Parece que foi num universo paralelo que, em dezembro de 2019, a gigante chinesa Tencent desembolsava US$ 3,4 bilhões para comprar uma fatia de 10% da Universal Music Group, com opção de compra de outros 10% ano que vem. Ou que, em fevereiro, a Warner Music anunciava uma oferta pública de ações (OPA) que, segundo analistas em Wall Street, poderia lhe trazer uma injeção de capital de US$ 1 bilhão. Ou ainda que a poderosa rádio via satélite SiriusXM comprava uma participação minoritária no SoundCloud por US$ 75 milhões...

Suspensa em 2 de março, e sem data para a retomada, a OPA da Warner seria a segunda da companhia nos últimos 15 anos. Na primeira, a companhia de investimentos Access Industries comprou a companhia por US$ 3,3 bilhões. Desde então, a valorização, movida a streaming, foi acelerada.

Até o ponto de que, antes da crise, analistas internacionais estimavam que o valor atual poderia se situar na ampla faixa entre US$ 15 bilhões e US$ 23 bilhões. A Universal, por sua vez, quando da compra de uma participação minoritária pela chinesa Tencent, alcançou incríveis US$ 33,3 bilhões. Os próximos meses deixarão claro o quanto o furacão da Covid-19 abalou essas estruturas.

No futuro próximo, o panorama é outro: executivos, analistas e players em geral lambendo suas feridas e debatendo o tamanho da fatura para o setor musical (seguramente da casa de muitos bilhões de dólares). Nunca antes havíamos visto semelhante paralisação de shows, eventos, festivais, produções cinematográficas/séries de TV. E a depressão econômica, com a esperada perda de milhões de empregos, certamente impactará também o consumo direto de música.

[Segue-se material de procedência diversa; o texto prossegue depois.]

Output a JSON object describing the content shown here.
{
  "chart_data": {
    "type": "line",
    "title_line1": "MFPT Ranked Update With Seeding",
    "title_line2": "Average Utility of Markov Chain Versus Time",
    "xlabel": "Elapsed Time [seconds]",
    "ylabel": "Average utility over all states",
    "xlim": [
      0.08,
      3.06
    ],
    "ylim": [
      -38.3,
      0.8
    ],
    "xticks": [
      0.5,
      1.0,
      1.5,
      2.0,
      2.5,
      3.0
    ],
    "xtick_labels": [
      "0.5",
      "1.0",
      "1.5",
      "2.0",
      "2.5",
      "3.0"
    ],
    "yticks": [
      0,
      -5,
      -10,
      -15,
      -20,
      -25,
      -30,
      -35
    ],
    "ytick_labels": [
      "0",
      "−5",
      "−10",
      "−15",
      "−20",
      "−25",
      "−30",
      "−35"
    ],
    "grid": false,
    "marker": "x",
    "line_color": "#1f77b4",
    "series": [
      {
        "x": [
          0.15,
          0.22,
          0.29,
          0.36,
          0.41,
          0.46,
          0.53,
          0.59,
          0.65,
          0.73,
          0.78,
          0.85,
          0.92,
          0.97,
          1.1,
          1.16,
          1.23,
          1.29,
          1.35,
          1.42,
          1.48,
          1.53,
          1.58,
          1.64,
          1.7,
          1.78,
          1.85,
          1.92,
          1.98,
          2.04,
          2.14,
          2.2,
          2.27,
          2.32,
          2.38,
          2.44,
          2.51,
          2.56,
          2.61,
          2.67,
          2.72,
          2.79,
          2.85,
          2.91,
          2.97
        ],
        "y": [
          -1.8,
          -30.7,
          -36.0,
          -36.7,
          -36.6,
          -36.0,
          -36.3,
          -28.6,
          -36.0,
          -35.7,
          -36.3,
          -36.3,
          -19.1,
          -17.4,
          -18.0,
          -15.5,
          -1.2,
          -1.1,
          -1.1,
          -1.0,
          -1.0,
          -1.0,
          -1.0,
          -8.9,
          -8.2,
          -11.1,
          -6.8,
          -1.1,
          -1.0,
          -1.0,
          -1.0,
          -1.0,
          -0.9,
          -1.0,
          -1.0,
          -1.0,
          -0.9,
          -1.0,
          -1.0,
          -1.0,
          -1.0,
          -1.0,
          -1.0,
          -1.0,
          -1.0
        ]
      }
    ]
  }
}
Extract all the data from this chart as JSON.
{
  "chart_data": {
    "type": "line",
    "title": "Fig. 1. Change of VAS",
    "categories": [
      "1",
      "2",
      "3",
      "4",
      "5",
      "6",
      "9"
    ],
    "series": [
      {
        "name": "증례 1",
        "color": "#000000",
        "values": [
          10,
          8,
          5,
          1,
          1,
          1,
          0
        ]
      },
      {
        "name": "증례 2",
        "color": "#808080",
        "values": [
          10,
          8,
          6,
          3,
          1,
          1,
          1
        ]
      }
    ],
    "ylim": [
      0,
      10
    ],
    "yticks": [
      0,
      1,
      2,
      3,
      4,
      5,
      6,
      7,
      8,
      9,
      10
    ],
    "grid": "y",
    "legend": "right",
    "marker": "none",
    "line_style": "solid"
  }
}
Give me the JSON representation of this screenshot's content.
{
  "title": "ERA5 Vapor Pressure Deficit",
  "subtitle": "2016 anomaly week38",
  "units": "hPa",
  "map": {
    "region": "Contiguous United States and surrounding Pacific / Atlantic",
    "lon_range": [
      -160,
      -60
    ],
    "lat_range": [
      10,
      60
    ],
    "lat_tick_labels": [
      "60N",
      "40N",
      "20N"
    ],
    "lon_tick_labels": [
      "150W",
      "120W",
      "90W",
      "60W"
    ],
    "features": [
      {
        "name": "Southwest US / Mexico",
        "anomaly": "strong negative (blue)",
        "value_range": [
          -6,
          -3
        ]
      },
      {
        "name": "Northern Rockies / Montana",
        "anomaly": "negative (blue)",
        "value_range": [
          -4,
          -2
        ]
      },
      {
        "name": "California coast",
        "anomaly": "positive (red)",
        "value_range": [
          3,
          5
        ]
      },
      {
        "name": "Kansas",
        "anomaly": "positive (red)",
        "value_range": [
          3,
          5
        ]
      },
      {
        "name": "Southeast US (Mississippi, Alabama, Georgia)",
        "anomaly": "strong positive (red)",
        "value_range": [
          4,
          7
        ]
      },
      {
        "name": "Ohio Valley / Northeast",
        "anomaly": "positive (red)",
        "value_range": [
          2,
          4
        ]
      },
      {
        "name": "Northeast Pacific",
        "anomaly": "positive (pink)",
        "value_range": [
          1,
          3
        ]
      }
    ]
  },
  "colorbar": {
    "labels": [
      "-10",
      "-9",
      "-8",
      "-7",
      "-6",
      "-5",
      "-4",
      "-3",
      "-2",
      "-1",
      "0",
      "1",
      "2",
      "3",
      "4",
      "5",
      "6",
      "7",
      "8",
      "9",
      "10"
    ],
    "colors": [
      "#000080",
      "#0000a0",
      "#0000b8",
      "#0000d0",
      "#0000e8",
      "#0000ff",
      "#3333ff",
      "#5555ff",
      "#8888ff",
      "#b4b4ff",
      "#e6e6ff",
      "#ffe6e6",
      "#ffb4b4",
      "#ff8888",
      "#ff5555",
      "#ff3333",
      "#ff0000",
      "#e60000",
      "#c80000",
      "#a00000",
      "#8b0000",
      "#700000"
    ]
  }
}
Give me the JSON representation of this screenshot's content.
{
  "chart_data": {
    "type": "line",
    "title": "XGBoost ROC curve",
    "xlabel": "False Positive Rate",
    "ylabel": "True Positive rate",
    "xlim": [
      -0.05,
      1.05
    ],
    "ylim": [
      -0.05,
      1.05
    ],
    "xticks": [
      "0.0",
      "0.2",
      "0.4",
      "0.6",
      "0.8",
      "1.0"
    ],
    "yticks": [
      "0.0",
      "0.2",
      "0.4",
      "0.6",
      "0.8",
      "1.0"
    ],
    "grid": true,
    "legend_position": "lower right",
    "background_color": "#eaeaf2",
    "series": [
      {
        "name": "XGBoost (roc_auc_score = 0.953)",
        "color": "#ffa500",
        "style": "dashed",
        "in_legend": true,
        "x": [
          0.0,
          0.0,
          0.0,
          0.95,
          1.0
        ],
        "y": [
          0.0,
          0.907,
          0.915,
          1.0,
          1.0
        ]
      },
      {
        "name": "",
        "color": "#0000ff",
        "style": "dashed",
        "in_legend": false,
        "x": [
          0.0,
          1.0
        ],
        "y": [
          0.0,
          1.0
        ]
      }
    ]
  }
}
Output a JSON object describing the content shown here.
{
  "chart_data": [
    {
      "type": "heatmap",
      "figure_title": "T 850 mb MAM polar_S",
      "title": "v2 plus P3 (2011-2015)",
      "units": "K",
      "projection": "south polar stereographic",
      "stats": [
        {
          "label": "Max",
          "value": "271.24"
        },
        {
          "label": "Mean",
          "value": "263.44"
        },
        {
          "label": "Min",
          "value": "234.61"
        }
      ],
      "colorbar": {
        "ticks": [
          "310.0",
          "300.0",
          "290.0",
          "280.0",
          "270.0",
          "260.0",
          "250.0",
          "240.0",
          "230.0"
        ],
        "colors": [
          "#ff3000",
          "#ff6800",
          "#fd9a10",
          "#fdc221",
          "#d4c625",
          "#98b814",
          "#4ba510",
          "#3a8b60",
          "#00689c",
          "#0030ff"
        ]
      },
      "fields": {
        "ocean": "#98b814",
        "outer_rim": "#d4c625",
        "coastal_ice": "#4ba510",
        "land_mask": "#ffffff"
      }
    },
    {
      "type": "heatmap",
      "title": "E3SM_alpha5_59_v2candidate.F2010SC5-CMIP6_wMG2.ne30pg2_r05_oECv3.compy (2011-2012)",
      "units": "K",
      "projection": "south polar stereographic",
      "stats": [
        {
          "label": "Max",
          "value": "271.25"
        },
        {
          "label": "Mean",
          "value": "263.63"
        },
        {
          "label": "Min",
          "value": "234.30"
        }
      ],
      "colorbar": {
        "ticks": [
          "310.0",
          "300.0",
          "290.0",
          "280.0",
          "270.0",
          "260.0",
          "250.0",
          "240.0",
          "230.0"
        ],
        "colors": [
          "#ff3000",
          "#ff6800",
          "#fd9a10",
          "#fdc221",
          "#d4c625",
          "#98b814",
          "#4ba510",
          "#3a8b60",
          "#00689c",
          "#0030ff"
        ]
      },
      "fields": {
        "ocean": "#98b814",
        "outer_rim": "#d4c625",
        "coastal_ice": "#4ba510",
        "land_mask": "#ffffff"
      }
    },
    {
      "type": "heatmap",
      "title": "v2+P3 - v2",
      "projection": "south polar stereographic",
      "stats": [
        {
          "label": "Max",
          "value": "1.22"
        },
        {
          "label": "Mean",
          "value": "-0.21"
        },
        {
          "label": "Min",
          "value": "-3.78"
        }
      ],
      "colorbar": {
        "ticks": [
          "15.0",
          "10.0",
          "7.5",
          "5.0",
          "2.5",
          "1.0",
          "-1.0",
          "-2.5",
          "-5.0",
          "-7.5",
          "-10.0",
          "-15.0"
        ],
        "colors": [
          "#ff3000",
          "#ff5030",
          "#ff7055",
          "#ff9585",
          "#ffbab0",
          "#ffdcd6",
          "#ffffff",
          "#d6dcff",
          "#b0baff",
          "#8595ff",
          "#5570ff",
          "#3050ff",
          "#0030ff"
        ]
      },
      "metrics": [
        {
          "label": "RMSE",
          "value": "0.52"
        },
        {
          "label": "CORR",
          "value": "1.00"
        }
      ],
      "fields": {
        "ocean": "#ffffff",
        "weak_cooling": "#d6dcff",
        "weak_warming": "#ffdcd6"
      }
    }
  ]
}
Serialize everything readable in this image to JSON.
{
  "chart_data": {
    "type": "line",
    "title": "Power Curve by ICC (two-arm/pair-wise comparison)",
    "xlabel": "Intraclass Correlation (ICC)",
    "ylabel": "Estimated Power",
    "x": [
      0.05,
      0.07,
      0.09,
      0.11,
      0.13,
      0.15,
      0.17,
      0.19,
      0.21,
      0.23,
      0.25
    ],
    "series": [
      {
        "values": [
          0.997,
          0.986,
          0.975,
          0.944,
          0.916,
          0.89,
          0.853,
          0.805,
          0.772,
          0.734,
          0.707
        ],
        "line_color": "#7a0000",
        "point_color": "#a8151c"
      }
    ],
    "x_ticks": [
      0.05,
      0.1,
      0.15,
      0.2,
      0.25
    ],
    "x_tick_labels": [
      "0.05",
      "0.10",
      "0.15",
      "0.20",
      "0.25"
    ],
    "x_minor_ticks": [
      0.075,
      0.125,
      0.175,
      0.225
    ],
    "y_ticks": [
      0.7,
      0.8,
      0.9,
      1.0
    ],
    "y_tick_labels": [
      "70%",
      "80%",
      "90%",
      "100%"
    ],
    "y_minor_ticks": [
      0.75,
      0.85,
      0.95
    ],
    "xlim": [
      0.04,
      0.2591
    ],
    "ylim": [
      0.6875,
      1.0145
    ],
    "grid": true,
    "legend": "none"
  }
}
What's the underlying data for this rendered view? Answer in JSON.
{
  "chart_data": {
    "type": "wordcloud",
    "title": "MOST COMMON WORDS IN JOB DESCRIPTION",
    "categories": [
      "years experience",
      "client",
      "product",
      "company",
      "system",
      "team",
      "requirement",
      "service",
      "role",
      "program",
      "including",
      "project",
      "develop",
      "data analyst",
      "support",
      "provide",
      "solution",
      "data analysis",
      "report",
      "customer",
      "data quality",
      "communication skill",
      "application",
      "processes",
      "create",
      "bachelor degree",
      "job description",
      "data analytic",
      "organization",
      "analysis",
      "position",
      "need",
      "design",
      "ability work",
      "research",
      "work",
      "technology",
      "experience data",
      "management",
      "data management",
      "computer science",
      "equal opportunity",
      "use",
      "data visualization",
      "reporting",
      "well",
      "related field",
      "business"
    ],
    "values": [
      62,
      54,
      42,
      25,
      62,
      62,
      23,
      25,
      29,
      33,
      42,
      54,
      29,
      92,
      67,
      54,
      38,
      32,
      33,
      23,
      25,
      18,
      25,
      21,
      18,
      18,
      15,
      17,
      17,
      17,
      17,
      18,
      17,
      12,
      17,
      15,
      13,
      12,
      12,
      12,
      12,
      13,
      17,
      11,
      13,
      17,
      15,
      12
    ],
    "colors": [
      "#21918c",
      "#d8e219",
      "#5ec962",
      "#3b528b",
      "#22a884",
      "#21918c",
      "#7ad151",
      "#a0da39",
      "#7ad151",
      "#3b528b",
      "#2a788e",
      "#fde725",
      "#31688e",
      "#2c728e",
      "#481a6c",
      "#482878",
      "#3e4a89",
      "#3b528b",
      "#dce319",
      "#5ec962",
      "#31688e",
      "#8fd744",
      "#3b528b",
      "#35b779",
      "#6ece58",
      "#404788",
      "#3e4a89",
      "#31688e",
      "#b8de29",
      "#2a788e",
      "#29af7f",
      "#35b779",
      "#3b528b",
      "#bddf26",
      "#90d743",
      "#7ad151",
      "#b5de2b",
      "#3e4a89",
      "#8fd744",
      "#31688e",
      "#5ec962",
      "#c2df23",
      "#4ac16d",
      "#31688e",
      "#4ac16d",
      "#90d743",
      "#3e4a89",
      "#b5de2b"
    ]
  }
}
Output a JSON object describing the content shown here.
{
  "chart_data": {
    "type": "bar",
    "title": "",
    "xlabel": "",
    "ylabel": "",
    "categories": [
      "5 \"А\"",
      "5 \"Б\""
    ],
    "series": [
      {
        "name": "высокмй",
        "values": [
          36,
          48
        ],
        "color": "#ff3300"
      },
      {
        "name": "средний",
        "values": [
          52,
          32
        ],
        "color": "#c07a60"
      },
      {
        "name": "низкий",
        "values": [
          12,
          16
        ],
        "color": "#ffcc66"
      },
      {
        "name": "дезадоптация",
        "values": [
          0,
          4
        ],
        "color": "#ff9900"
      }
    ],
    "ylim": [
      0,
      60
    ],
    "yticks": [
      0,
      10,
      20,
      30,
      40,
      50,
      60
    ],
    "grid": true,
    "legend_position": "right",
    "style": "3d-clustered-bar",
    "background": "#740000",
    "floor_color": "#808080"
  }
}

“O que estávamos vendo nos últimos meses tinha clima de esquenta para uma grande festa. A volta por cima das grandes gravadoras, surfando a onda de um streaming em expansão, vinha atraindo um potencial inversor quase sem paralelo”, disse Mark Mulligan, analista do centro de pesquisas de mercado MIDiA Research. De olho no crescimento rápido do segmento, fundos de investimento de alto risco, que manejam os chamados venture capitals, já vinham despejando grandes somas de dinheiro em start-ups musicais e em empresas já sedimentadas como Spotify, SoundHound, Pandora, BandPage. De repente, a torneira secou.

Grandes crises, como se sabe, são grandes oportunidades. Se o streaming não viver um golpe apocalíptico nos próximos meses, espera-se que lidere (outra vez) a recuperação do mercado musical, com as gravadoras — acionistas e maiores beneficiadas dos lucros de plataformas como Spotify ou Amazon Music — na primeira linha de beneficiários.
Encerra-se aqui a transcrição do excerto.